Rome has earned a well-deserved reputation as one of the best destinations in the world for a holiday. Few places have such a rich history of culture, architecture, art, food, and even modern government.
Some Tips for First Time Visitors
- Learn a bit of Italian – This is especially important if your first or second language is English. Italy ranks very low in English proficiency of all the countries in Europe. You will usually find English speaking staff at some of the major historical sites, upscale hotels, and touristy restaurants but probably not at some of the smaller, local places.
- Experience the local food – The concept of “Italian food” really only exists outside of Italy. Italian cuisine is among the most varied in the world. Your best bet is to look for places that cater to locals and avoid the larger restaurants that are only there for the tourists. Also don’t put Parmesan cheese on seafood pasta, as this is a major faux pas and considered to be an insult.
- Don’t try to stick to a firm schedule – Businesses in Rome, including restaurants, are notorious for closing at peculiar times, including during the traditional lunch hours, and on random days of the week. Tours typically start late; public transport timetables are suggestions not facts. Making, and trying to stick to, a strict schedule will only frustrate you.
- Give yourself ample time to experience the city – In terms of sites and experiences, Rome ranks among the highest in the world in terms of the number of “must see” places. Don’t try to pack too much into a short period of time. Unless you are taking an extended holiday, you probably will not check off everything on your list. The good news is that Rome’s iconic attractions have stood for thousands of years so they’ll be waiting for your, inevitable, return visit.
With thousands of restaurants to choose from, it is nearly impossible to make suggestions. Condé Nast contributor Alyssa Shelasky has a reputation for making suggestions for Roman holiday visitors that are among the best and most insightful in the travel blogging and writing area. Her suggestions typically include places with less than fancy décor and haughty or crabby staff. Her recommendations are also usually spot on.
Here are some of her top restaurants tips.
- Osteria Bonelli – This restaurant is in a somewhat seedy part of Torpignattara and the most decorous item is the paper tablecloths. The food is incredibly inexpensive and incredibly good. Don’t expect anyone to speak English or for the chalkboard menu to have any English phrases.
- Capo Boi – Capo Boi is at the other end of the spectrum. The restaurant specialises in fish dishes and is a favourite for locals to visit on special occasions. The neighbourhood and the décor are elegant and special. While Capo Boi will not be inexpensive, the food and the experience is well worth the cost.
- Pizza – Most people cannot avoid having pizza on a Roman holiday. Farine la Pizza is run by a husband and wife team and may have the best pizza in Rome. The couple prepares seven types of pizza each night and you can’t make substitutions or special orders. So the only decision you have to make is which of the seven to try and whether you want beer or wine. The restaurant has a slightly hostile attitude and pizza is served on a piece of paper; the quality of the pies makes up for any shortcomings in the service or amenities.
Bars and Nightclubs
The nightlife options in Rome are incredibly varied and, like all major tourist destinations, Rome is packed with “authentic” spots designed to attract visitors. One of the best sources for finding bars and clubs which are truly authentic and capture the flavour of Roman is the website Like A Local Guide.

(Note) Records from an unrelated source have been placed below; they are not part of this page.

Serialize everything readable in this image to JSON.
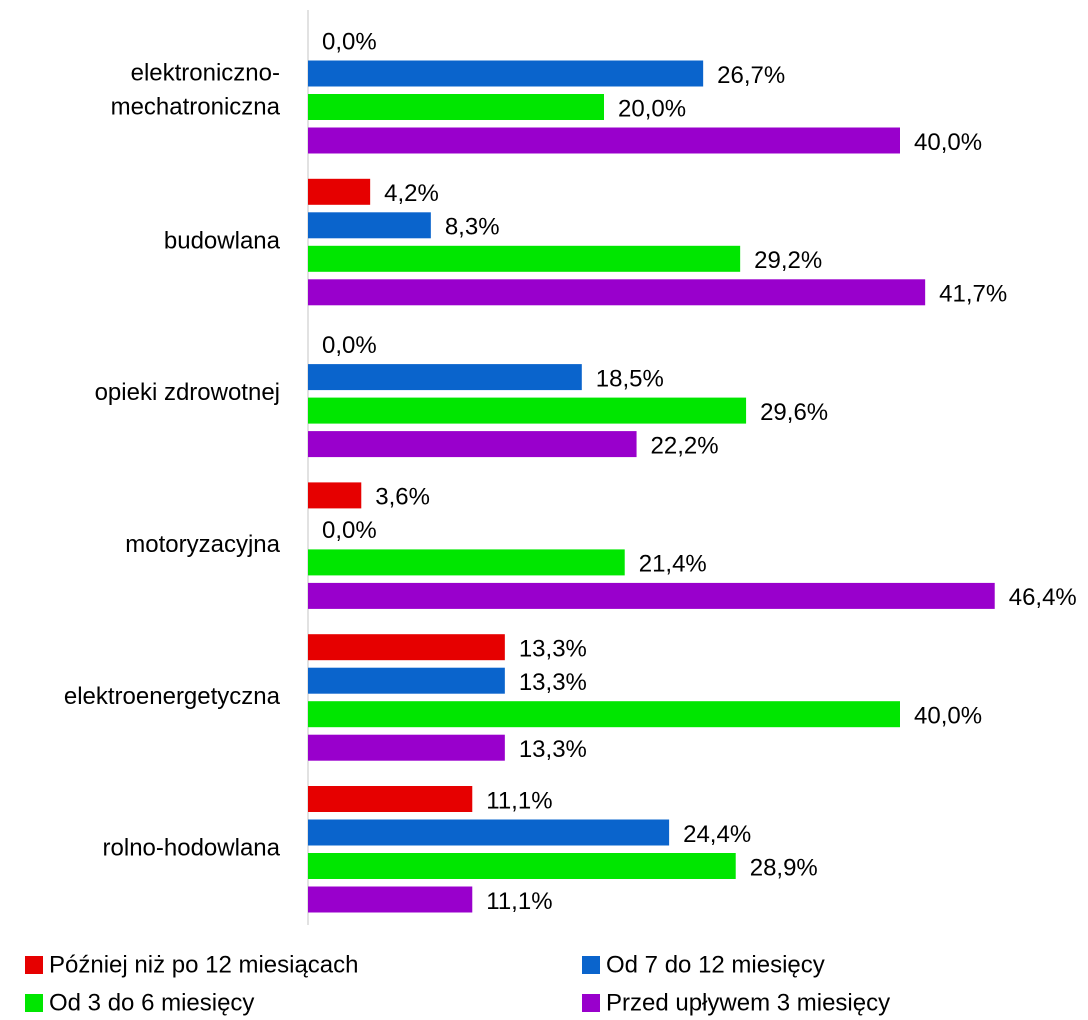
{
  "chart_data": {
    "type": "bar",
    "orientation": "horizontal",
    "categories": [
      "elektroniczno-mechatroniczna",
      "budowlana",
      "opieki zdrowotnej",
      "motoryzacyjna",
      "elektroenergetyczna",
      "rolno-hodowlana"
    ],
    "series": [
      {
        "name": "Później niż po 12 miesiącach",
        "color": "#e60000",
        "values": [
          0.0,
          4.2,
          0.0,
          3.6,
          13.3,
          11.1
        ],
        "value_labels": [
          "0,0%",
          "4,2%",
          "0,0%",
          "3,6%",
          "13,3%",
          "11,1%"
        ]
      },
      {
        "name": "Od 7 do 12 miesięcy",
        "color": "#0a64cc",
        "values": [
          26.7,
          8.3,
          18.5,
          0.0,
          13.3,
          24.4
        ],
        "value_labels": [
          "26,7%",
          "8,3%",
          "18,5%",
          "0,0%",
          "13,3%",
          "24,4%"
        ]
      },
      {
        "name": "Od 3 do 6 miesięcy",
        "color": "#00e600",
        "values": [
          20.0,
          29.2,
          29.6,
          21.4,
          40.0,
          28.9
        ],
        "value_labels": [
          "20,0%",
          "29,2%",
          "29,6%",
          "21,4%",
          "40,0%",
          "28,9%"
        ]
      },
      {
        "name": "Przed upływem 3 miesięcy",
        "color": "#9900cc",
        "values": [
          40.0,
          41.7,
          22.2,
          46.4,
          13.3,
          11.1
        ],
        "value_labels": [
          "40,0%",
          "41,7%",
          "22,2%",
          "46,4%",
          "13,3%",
          "11,1%"
        ]
      }
    ],
    "legend": "bottom"
  }
}
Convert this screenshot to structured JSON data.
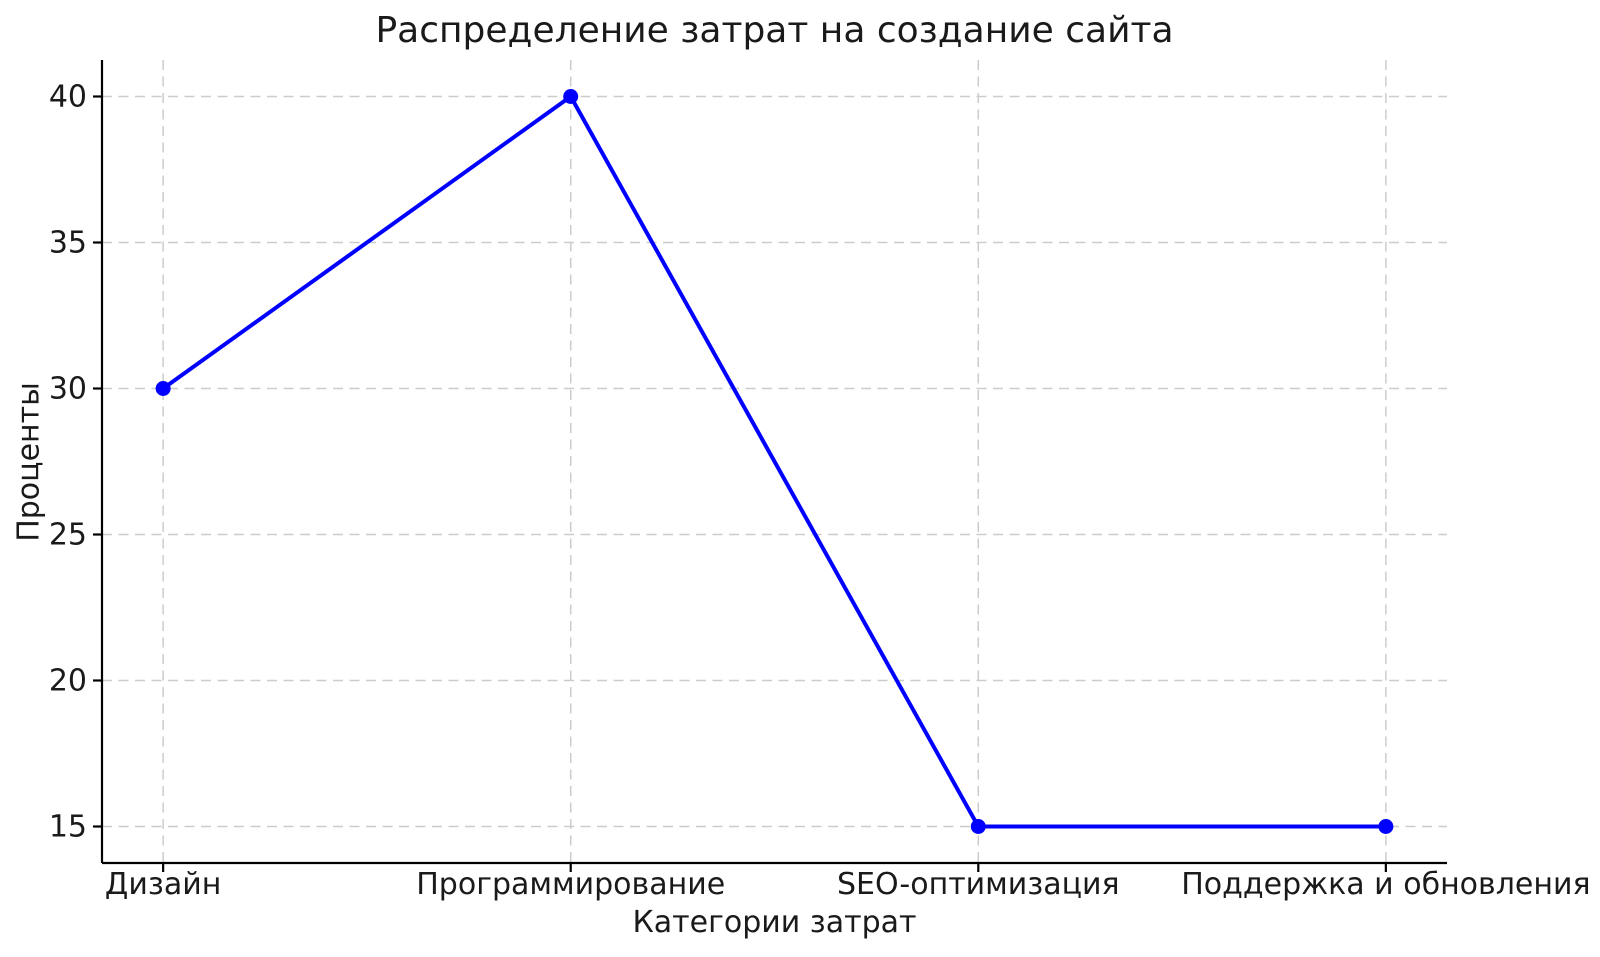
{
  "chart_data": {
    "type": "line",
    "title": "Распределение затрат на создание сайта",
    "xlabel": "Категории затрат",
    "ylabel": "Проценты",
    "categories": [
      "Дизайн",
      "Программирование",
      "SEO-оптимизация",
      "Поддержка и обновления"
    ],
    "series": [
      {
        "name": "Проценты",
        "values": [
          30,
          40,
          15,
          15
        ]
      }
    ],
    "y_ticks": [
      15,
      20,
      25,
      30,
      35,
      40
    ],
    "ylim": [
      13.75,
      41.25
    ],
    "grid": "dashed-both-axes",
    "legend_position": "none",
    "line_color": "#0000ff",
    "marker": "circle",
    "grid_color": "#cccccc",
    "axis_color": "#000000",
    "text_color": "#1a1a1a"
  }
}
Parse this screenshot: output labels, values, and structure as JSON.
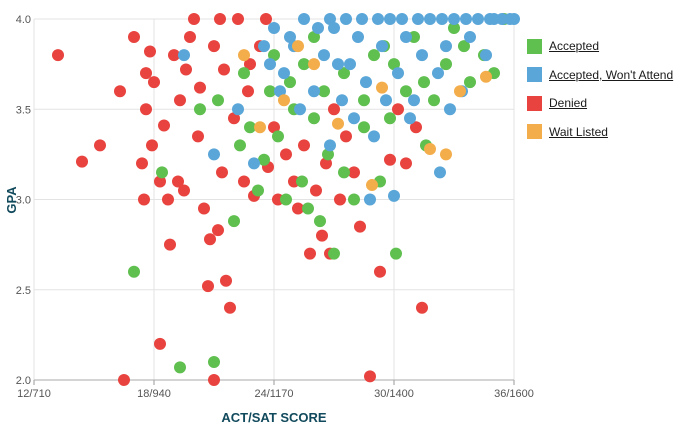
{
  "chart_data": {
    "type": "scatter",
    "xlabel": "ACT/SAT SCORE",
    "ylabel": "GPA",
    "x_ticks": [
      {
        "act": 12,
        "label": "12/710"
      },
      {
        "act": 18,
        "label": "18/940"
      },
      {
        "act": 24,
        "label": "24/1170"
      },
      {
        "act": 30,
        "label": "30/1400"
      },
      {
        "act": 36,
        "label": "36/1600"
      }
    ],
    "y_ticks": [
      {
        "value": 2.0,
        "label": "2.0"
      },
      {
        "value": 2.5,
        "label": "2.5"
      },
      {
        "value": 3.0,
        "label": "3.0"
      },
      {
        "value": 3.5,
        "label": "3.5"
      },
      {
        "value": 4.0,
        "label": "4.0"
      }
    ],
    "xlim": [
      12,
      36
    ],
    "ylim": [
      2.0,
      4.0
    ],
    "grid": true,
    "legend_position": "right",
    "series": [
      {
        "name": "Denied",
        "color": "#e8433e",
        "points": [
          [
            13.2,
            3.8
          ],
          [
            14.4,
            3.21
          ],
          [
            15.3,
            3.3
          ],
          [
            16.3,
            3.6
          ],
          [
            16.5,
            2.0
          ],
          [
            17.0,
            3.9
          ],
          [
            17.4,
            3.2
          ],
          [
            17.6,
            3.5
          ],
          [
            17.8,
            3.82
          ],
          [
            17.6,
            3.7
          ],
          [
            17.5,
            3.0
          ],
          [
            18.0,
            3.65
          ],
          [
            17.9,
            3.3
          ],
          [
            18.3,
            3.1
          ],
          [
            18.3,
            2.2
          ],
          [
            18.5,
            3.41
          ],
          [
            18.7,
            3.0
          ],
          [
            18.8,
            2.75
          ],
          [
            19.0,
            3.8
          ],
          [
            19.2,
            3.1
          ],
          [
            19.3,
            3.55
          ],
          [
            19.5,
            3.05
          ],
          [
            19.6,
            3.72
          ],
          [
            19.8,
            3.9
          ],
          [
            20.0,
            4.0
          ],
          [
            20.2,
            3.35
          ],
          [
            20.5,
            2.95
          ],
          [
            20.3,
            3.62
          ],
          [
            20.7,
            2.52
          ],
          [
            20.8,
            2.78
          ],
          [
            21.0,
            2.0
          ],
          [
            21.2,
            2.83
          ],
          [
            21.4,
            3.15
          ],
          [
            21.6,
            2.55
          ],
          [
            21.8,
            2.4
          ],
          [
            21.0,
            3.85
          ],
          [
            21.3,
            4.0
          ],
          [
            21.5,
            3.72
          ],
          [
            22.0,
            3.45
          ],
          [
            22.5,
            3.1
          ],
          [
            22.7,
            3.6
          ],
          [
            23.0,
            3.02
          ],
          [
            23.3,
            3.85
          ],
          [
            23.7,
            3.18
          ],
          [
            24.0,
            3.4
          ],
          [
            24.2,
            3.0
          ],
          [
            24.6,
            3.25
          ],
          [
            25.0,
            3.1
          ],
          [
            25.2,
            2.95
          ],
          [
            25.5,
            3.3
          ],
          [
            25.8,
            2.7
          ],
          [
            26.1,
            3.05
          ],
          [
            26.4,
            2.8
          ],
          [
            26.6,
            3.2
          ],
          [
            26.8,
            2.7
          ],
          [
            27.0,
            3.5
          ],
          [
            27.3,
            3.0
          ],
          [
            27.6,
            3.35
          ],
          [
            28.0,
            3.15
          ],
          [
            28.3,
            2.85
          ],
          [
            28.8,
            2.02
          ],
          [
            29.3,
            2.6
          ],
          [
            29.8,
            3.22
          ],
          [
            30.2,
            3.5
          ],
          [
            30.6,
            3.2
          ],
          [
            31.1,
            3.4
          ],
          [
            31.4,
            2.4
          ],
          [
            22.2,
            4.0
          ],
          [
            23.6,
            4.0
          ],
          [
            22.8,
            3.75
          ]
        ]
      },
      {
        "name": "Accepted",
        "color": "#5fbf4f",
        "points": [
          [
            17.0,
            2.6
          ],
          [
            18.4,
            3.15
          ],
          [
            19.3,
            2.07
          ],
          [
            20.3,
            3.5
          ],
          [
            21.0,
            2.1
          ],
          [
            21.2,
            3.55
          ],
          [
            22.0,
            2.88
          ],
          [
            22.3,
            3.3
          ],
          [
            22.8,
            3.4
          ],
          [
            23.2,
            3.05
          ],
          [
            23.5,
            3.22
          ],
          [
            23.8,
            3.6
          ],
          [
            24.2,
            3.35
          ],
          [
            24.6,
            3.0
          ],
          [
            25.0,
            3.5
          ],
          [
            25.4,
            3.1
          ],
          [
            25.7,
            2.95
          ],
          [
            26.0,
            3.45
          ],
          [
            26.3,
            2.88
          ],
          [
            26.7,
            3.25
          ],
          [
            27.0,
            2.7
          ],
          [
            27.5,
            3.15
          ],
          [
            28.0,
            3.0
          ],
          [
            28.5,
            3.4
          ],
          [
            29.0,
            3.8
          ],
          [
            29.3,
            3.1
          ],
          [
            29.8,
            3.45
          ],
          [
            30.1,
            2.7
          ],
          [
            30.6,
            3.6
          ],
          [
            31.0,
            3.9
          ],
          [
            31.6,
            3.3
          ],
          [
            32.0,
            3.55
          ],
          [
            32.6,
            3.75
          ],
          [
            33.0,
            3.95
          ],
          [
            33.8,
            3.65
          ],
          [
            34.5,
            3.8
          ],
          [
            35.0,
            3.7
          ],
          [
            35.5,
            4.0
          ],
          [
            24.0,
            3.8
          ],
          [
            26.0,
            3.9
          ],
          [
            27.5,
            3.7
          ],
          [
            28.5,
            3.55
          ],
          [
            30.0,
            3.75
          ],
          [
            22.5,
            3.7
          ],
          [
            24.8,
            3.65
          ],
          [
            26.5,
            3.6
          ],
          [
            29.5,
            3.85
          ],
          [
            31.5,
            3.65
          ],
          [
            33.5,
            3.85
          ],
          [
            25.5,
            3.75
          ]
        ]
      },
      {
        "name": "Accepted, Won't Attend",
        "color": "#5aa6d8",
        "points": [
          [
            19.5,
            3.8
          ],
          [
            21.0,
            3.25
          ],
          [
            22.2,
            3.5
          ],
          [
            23.0,
            3.2
          ],
          [
            23.5,
            3.85
          ],
          [
            24.0,
            3.95
          ],
          [
            24.5,
            3.7
          ],
          [
            25.0,
            3.85
          ],
          [
            25.5,
            4.0
          ],
          [
            26.0,
            3.6
          ],
          [
            26.5,
            3.8
          ],
          [
            27.0,
            3.95
          ],
          [
            27.4,
            3.55
          ],
          [
            27.8,
            3.75
          ],
          [
            28.2,
            3.9
          ],
          [
            28.6,
            3.65
          ],
          [
            29.0,
            3.35
          ],
          [
            29.4,
            3.85
          ],
          [
            29.8,
            4.0
          ],
          [
            30.2,
            3.7
          ],
          [
            30.6,
            3.9
          ],
          [
            31.0,
            3.55
          ],
          [
            31.4,
            3.8
          ],
          [
            31.8,
            4.0
          ],
          [
            32.2,
            3.7
          ],
          [
            32.6,
            3.85
          ],
          [
            33.0,
            4.0
          ],
          [
            33.4,
            3.6
          ],
          [
            33.8,
            3.9
          ],
          [
            34.2,
            4.0
          ],
          [
            34.6,
            3.8
          ],
          [
            35.0,
            4.0
          ],
          [
            35.4,
            4.0
          ],
          [
            35.8,
            4.0
          ],
          [
            32.3,
            3.15
          ],
          [
            30.0,
            3.02
          ],
          [
            28.8,
            3.0
          ],
          [
            26.8,
            3.3
          ],
          [
            25.3,
            3.5
          ],
          [
            24.3,
            3.6
          ],
          [
            28.0,
            3.45
          ],
          [
            29.6,
            3.55
          ],
          [
            30.8,
            3.45
          ],
          [
            32.8,
            3.5
          ],
          [
            27.2,
            3.75
          ],
          [
            26.2,
            3.95
          ],
          [
            24.8,
            3.9
          ],
          [
            23.8,
            3.75
          ],
          [
            30.4,
            4.0
          ],
          [
            31.2,
            4.0
          ],
          [
            28.4,
            4.0
          ],
          [
            29.2,
            4.0
          ],
          [
            27.6,
            4.0
          ],
          [
            26.8,
            4.0
          ],
          [
            33.6,
            4.0
          ],
          [
            32.4,
            4.0
          ],
          [
            34.8,
            4.0
          ],
          [
            36.0,
            4.0
          ]
        ]
      },
      {
        "name": "Wait Listed",
        "color": "#f3ad4a",
        "points": [
          [
            23.3,
            3.4
          ],
          [
            24.5,
            3.55
          ],
          [
            26.0,
            3.75
          ],
          [
            28.9,
            3.08
          ],
          [
            31.8,
            3.28
          ],
          [
            32.6,
            3.25
          ],
          [
            33.3,
            3.6
          ],
          [
            34.6,
            3.68
          ],
          [
            25.2,
            3.85
          ],
          [
            29.4,
            3.62
          ],
          [
            27.2,
            3.42
          ],
          [
            22.5,
            3.8
          ]
        ]
      }
    ]
  }
}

You can spend a fortune on hotels in Rome or find reasonably priced accommodation on sites like AirBnb or Owner’s Direct.
The key to finding a perfect place to stay is to pick a hotel or apartment based on your interests and what you plan to do in the city.
- Termini Station – If your goal is to explore Rome easily, the Termini Station area is recommended. This is the central transportation hub of Rome which makes getting from place to place easy. The area is packed with hotels ranging from 5-star luxury hotels to inexpensive hostels.
- Prati Hotel District – If your main interest is the ancient city of Rome and the Vatican your best bet is the Prati Hotel District. The number of hotels and other accommodation in this area is a bit sparse and expect to walk a lot. Due to the limited number of places to stay it is best to plan ahead.
- Exclusive neighbourhoods – If you want to experience Rome in luxury and style book accommodation in the Villa Borghese or Via Veneto area.
- Centro Storico – The historic centre and surrounding areas are best for romantic escapes and for experiencing the “typical” Roman holiday.
- Tridente – This area is best if your idea of a holiday includes lots of shopping. The area is home to chic boutiques, designer shops, and international-themed bars and restaurants. Most of the hotels in the area are upscale boutiques or ultra-luxurious.
- Monti and the Celian Hill – The best place for artsy types. The ancient red light district is very trendy and hip with lots of unique boutiques, bars and restaurants.
- Trastevere – If your idea of the perfect holiday entails lots of nightlife, this is the perfect area for you. As an added bonus, Trastevere is postcard-picture-worthy and a perfect area for strolling and taking photos that will make your social media feed the envy of your friends.